John Reilly, who manages 100 properties and 3,000 units of housing for Fordham Bedford Housing Corporation in the Bronx, says eliminating MCIs would have side effects, but feels the downsides of the current system have simply become too big to bear. “I think it could present some issues replacing ancient kitchens, baths, et cetera in non-program affordable rentals,” he tells City Limits by email, with “program” being a reference to apartments that get direct subsidies. “But clearly the lax enforcement allowed the program to run out of control driving some rents to crazy levels.”
A mailer from Taxpayers for an Affordable New York.

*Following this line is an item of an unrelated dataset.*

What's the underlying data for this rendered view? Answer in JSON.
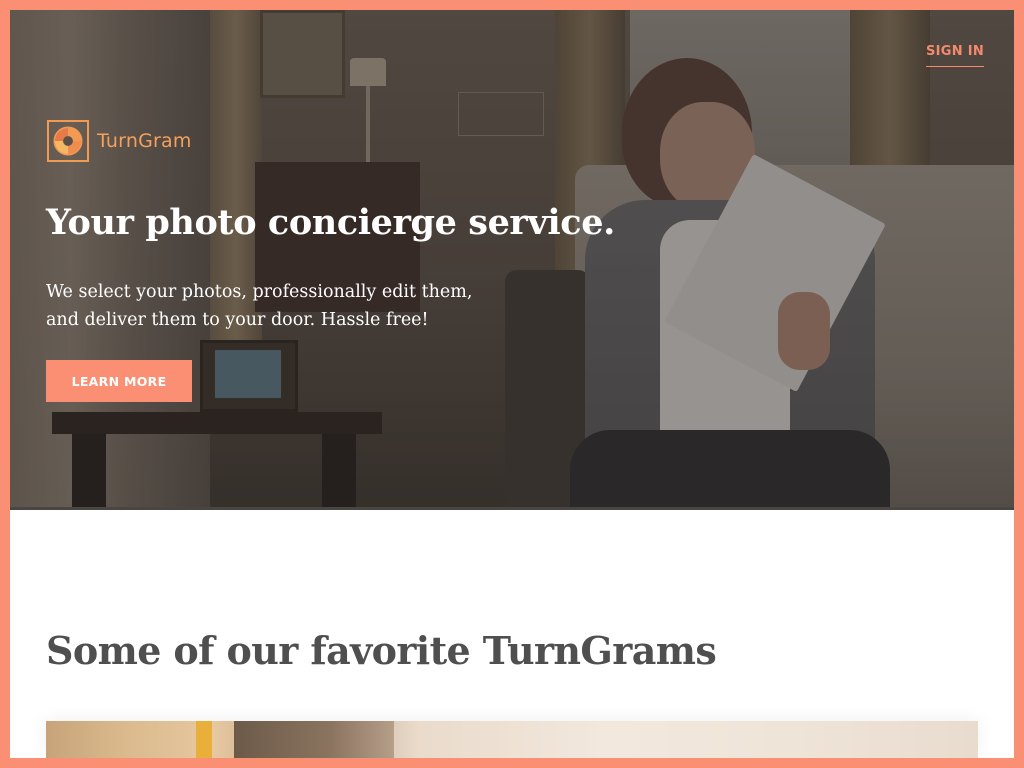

In a recent report, the Furman Center did not predict that eliminating MCIs would stop landlords from doing work on buildings. But it did warn that eliminating MCIs would spread the costs generally among rent-regulated tenants. Killing MCIs and IAIs could cause the [RGB] to account for these costs with higher across-the-board, basic rent adjustments.” And that would mean repair costs “could be borne by all tenants, even those who have not benefited from any investment in their unit or building.”
Would the death of MCIs be on the table if property owners hadn’t successfully thwarted efforts at more modest reforms, like limiting the length of MCI increases, in the past? Possibly not. Fact is, the people now calling for “responsible rent reforms” resisted efforts to reform the system in earlier years. The organization behind those mailers, Taxpayers for an Affordable New York, is a 501c4 formed back in 1991 that operates as an arm of REBNY and has directed more than $275,000 in donations to local and state candidates since then.

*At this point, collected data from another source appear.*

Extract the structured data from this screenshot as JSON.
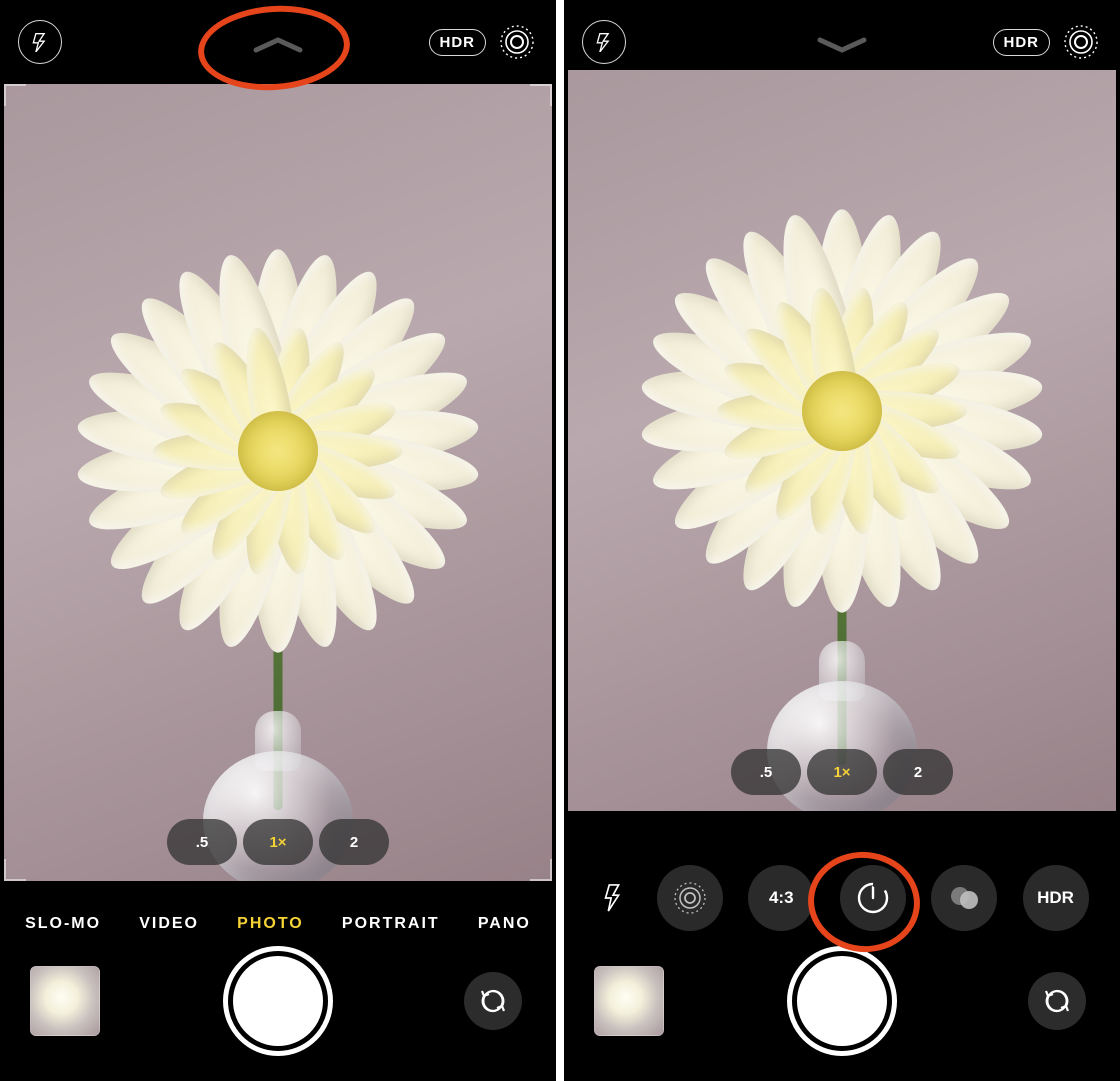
{
  "left": {
    "top": {
      "hdr_label": "HDR"
    },
    "zoom": {
      "wide": ".5",
      "main": "1×",
      "tele": "2"
    },
    "modes": [
      "SLO-MO",
      "VIDEO",
      "PHOTO",
      "PORTRAIT",
      "PANO"
    ],
    "active_mode_index": 2
  },
  "right": {
    "top": {
      "hdr_label": "HDR"
    },
    "zoom": {
      "wide": ".5",
      "main": "1×",
      "tele": "2"
    },
    "tools": {
      "aspect_label": "4:3",
      "hdr_label": "HDR"
    }
  },
  "annotations": {
    "left_circle": "chevron-up highlighted",
    "right_circle": "timer tool highlighted"
  }
}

For his part, de Blasio is sticking to the same line he held in 2015: Mend, don’t end, MCIs. “While MCIs help ensure that owners can make necessary investments in building wide systems which is critical to ensuring that tenants are living in safe, habitable and well-maintained buildings, we do believe that the current MCI system must be reformed,” says a spokeswoman for the mayor. “We want to encourage landlords to invest in and improve their buildings for tenants without permanent increases in rent.”
While the mayor is seen as close to REBNY, which represents developers, he is anathema to landlord groups, who resent the rent freeze he imposed for two years and blame him for inaction on property taxes. So it’s somewhat ironic that de Blasio’s position might represent the best landlords can hope for from Albany this year. And yet, even with such an odd ally, it might be too late.